To guide the new way forward, the certification and adoption work group made five recommendations, which were accepted by the policy committee.

First, the group recommended that certification under the stimulus law should focus solely on the functions needed to meet the meaningful use standards. The statute provides eight specific areas that the HIT Policy Committee must consider in making its recommendations on meaningful use, plus 10 other areas that the policy committee might also consider.

Still, at least initially, the number of criteria against which systems will be tested under the stimulus law is likely to be far fewer than the 300 or so in the most recent CCHIT testing regime. In June, CCHIT announced its intention to continue to offer its comprehensive testing program, but also would add new testing and certification schemes tailored to the meaningful-use criteria as they are developed.

Second, according to the recommendations, progress needs to be made on testing and certifying systems that have the functionality to meet privacy, security and interoperability requirements called for in the stimulus act. Those include some amendments to the federal privacy law under the Health Insurance Portability and Accountability Act of 1996, such as the requirement that the systems be able to produce and report audit trails of where and when disclosures of patient information has been made, and to manage patient consents to release information, including a new authority that patients can block the release of their treatment information to their insurance company if they pay for treatment out-of-pocket.

Third, the work group recommended generally that the certification process be made more objective and transparent, with a specific recommendation that the federal National Institute of Standards and Technology, an agency of the Commerce Department, be tasked with helping the ONC develop a process to establish a separate and independent accreditation procedure for certification organizations such as CCHIT and any additional organizations that might join CCHIT in certifying EHRs to stimulus law criteria.

Fourth, the work group suggested that the certification process needs to be standardized so there is a level playing field for all seekers of EHR certification, whether they are commercial vendors of proprietary software systems, provider organizations that have developed home-grown systems, or communities or service providers of open-source EHR systems.

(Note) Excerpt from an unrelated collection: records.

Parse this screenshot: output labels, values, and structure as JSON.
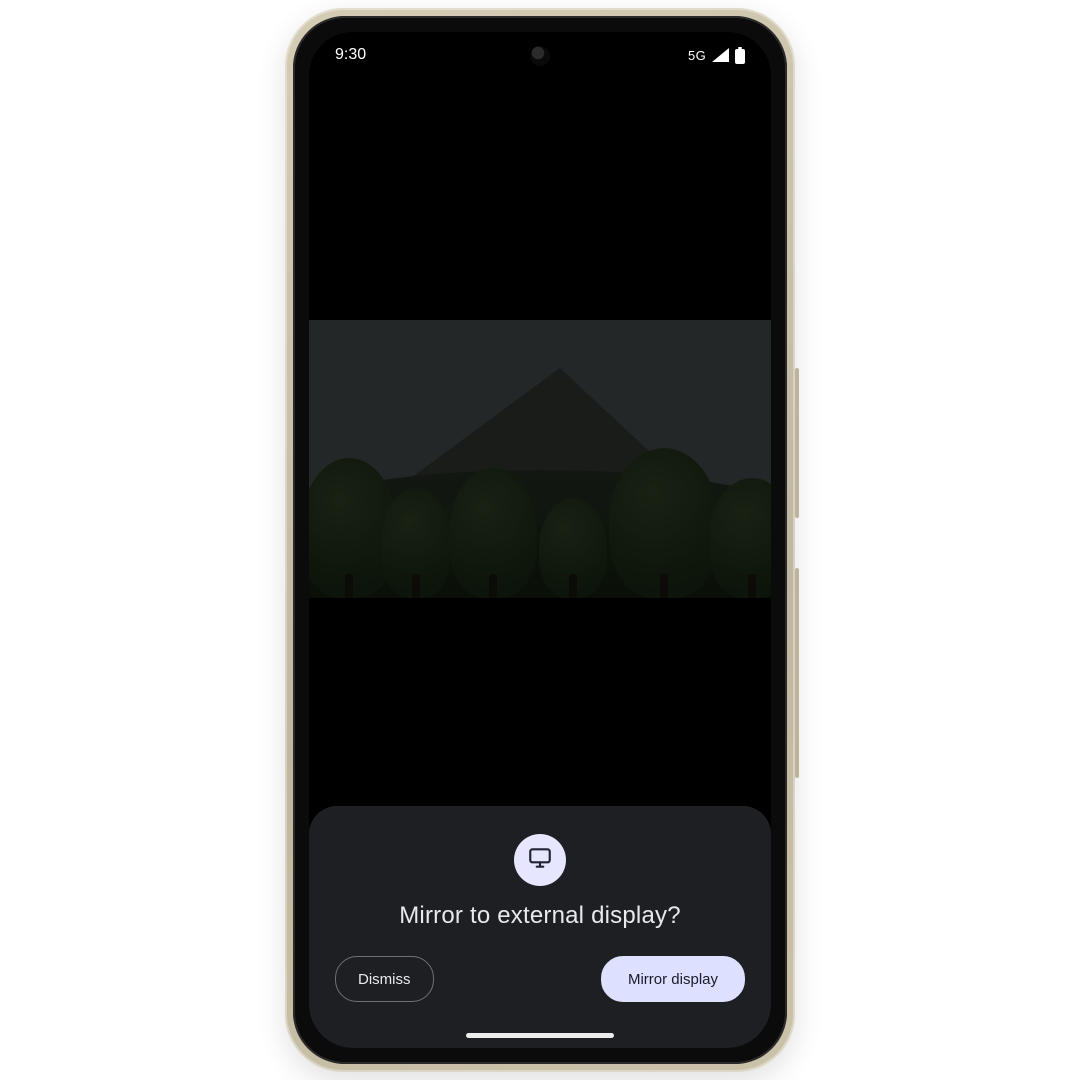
{
  "status": {
    "time": "9:30",
    "network_label": "5G"
  },
  "sheet": {
    "title": "Mirror to external display?",
    "dismiss_label": "Dismiss",
    "confirm_label": "Mirror display"
  },
  "colors": {
    "accent_badge": "#e6e7ff",
    "accent_pill": "#dde0ff",
    "panel_bg": "#1d1f22"
  }
}
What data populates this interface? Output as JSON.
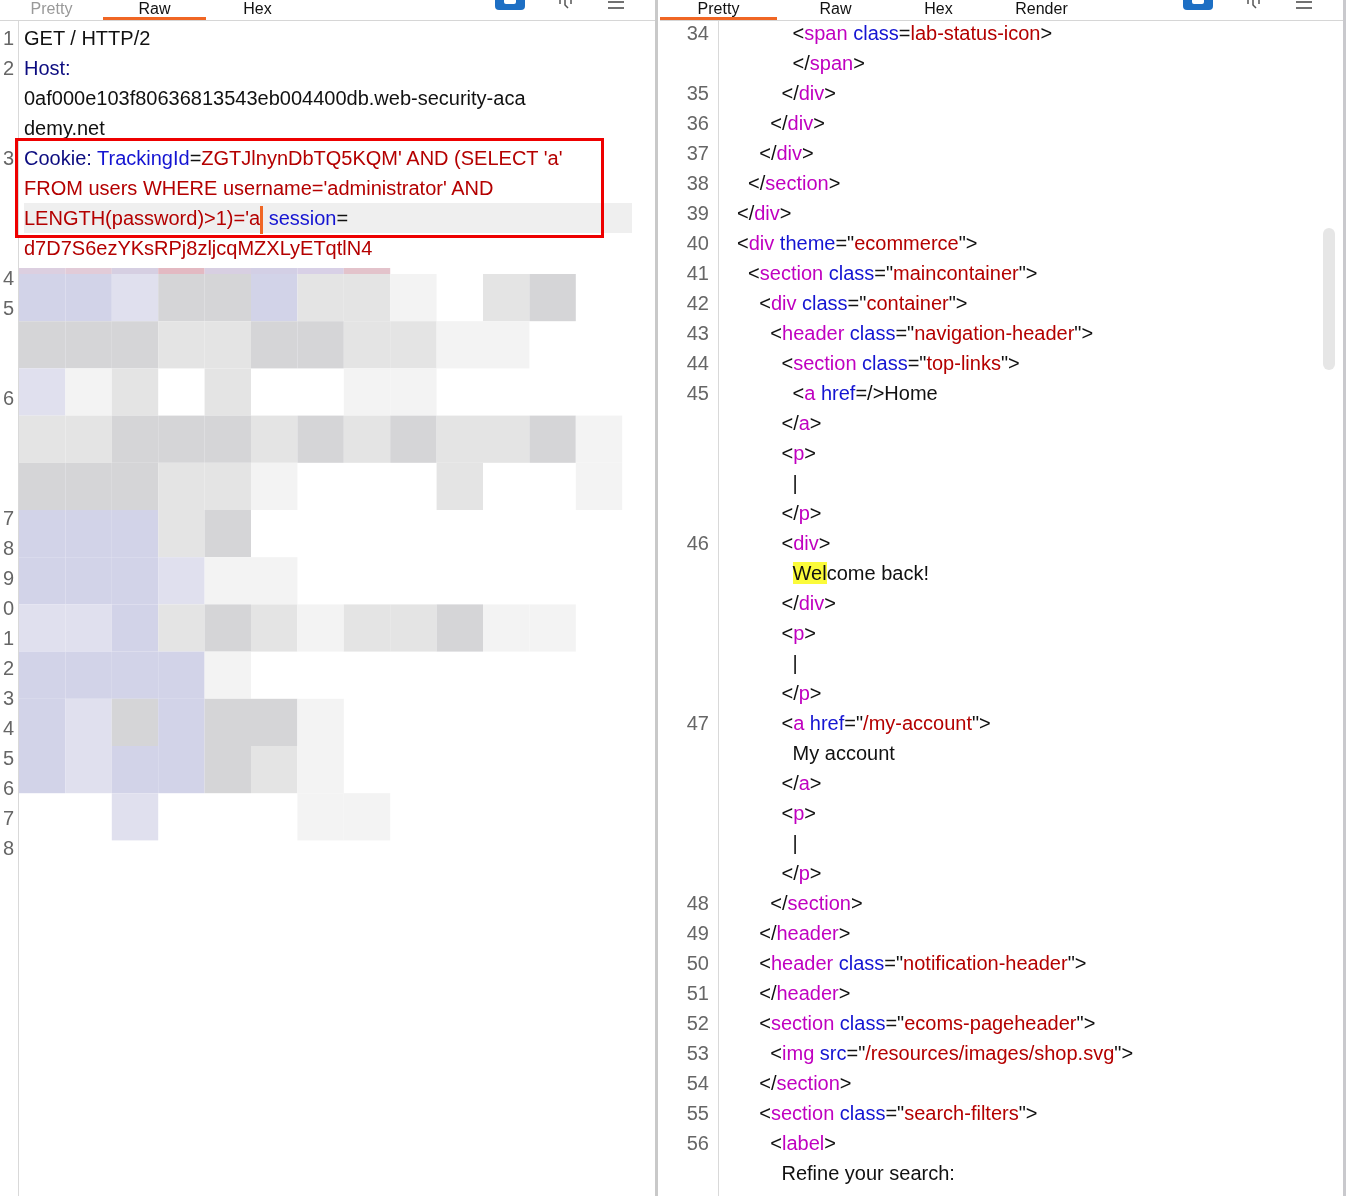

Finally, the work group recommended that the ONC and the CMS leverage as much as possible the work that has been done to date developing a certification program. Since an initial, official definition of meaningful use isn't expected from the CMS until early next year, the work group recommended establishing a “preliminary certification process” so vendors can begin preparing their systems to what will be a likely set of criteria. CCHIT, for example, has prepared an analysis of its current testing and certification criteria and how they stack up against what might be expected to meet meaningful use under a new certification regime.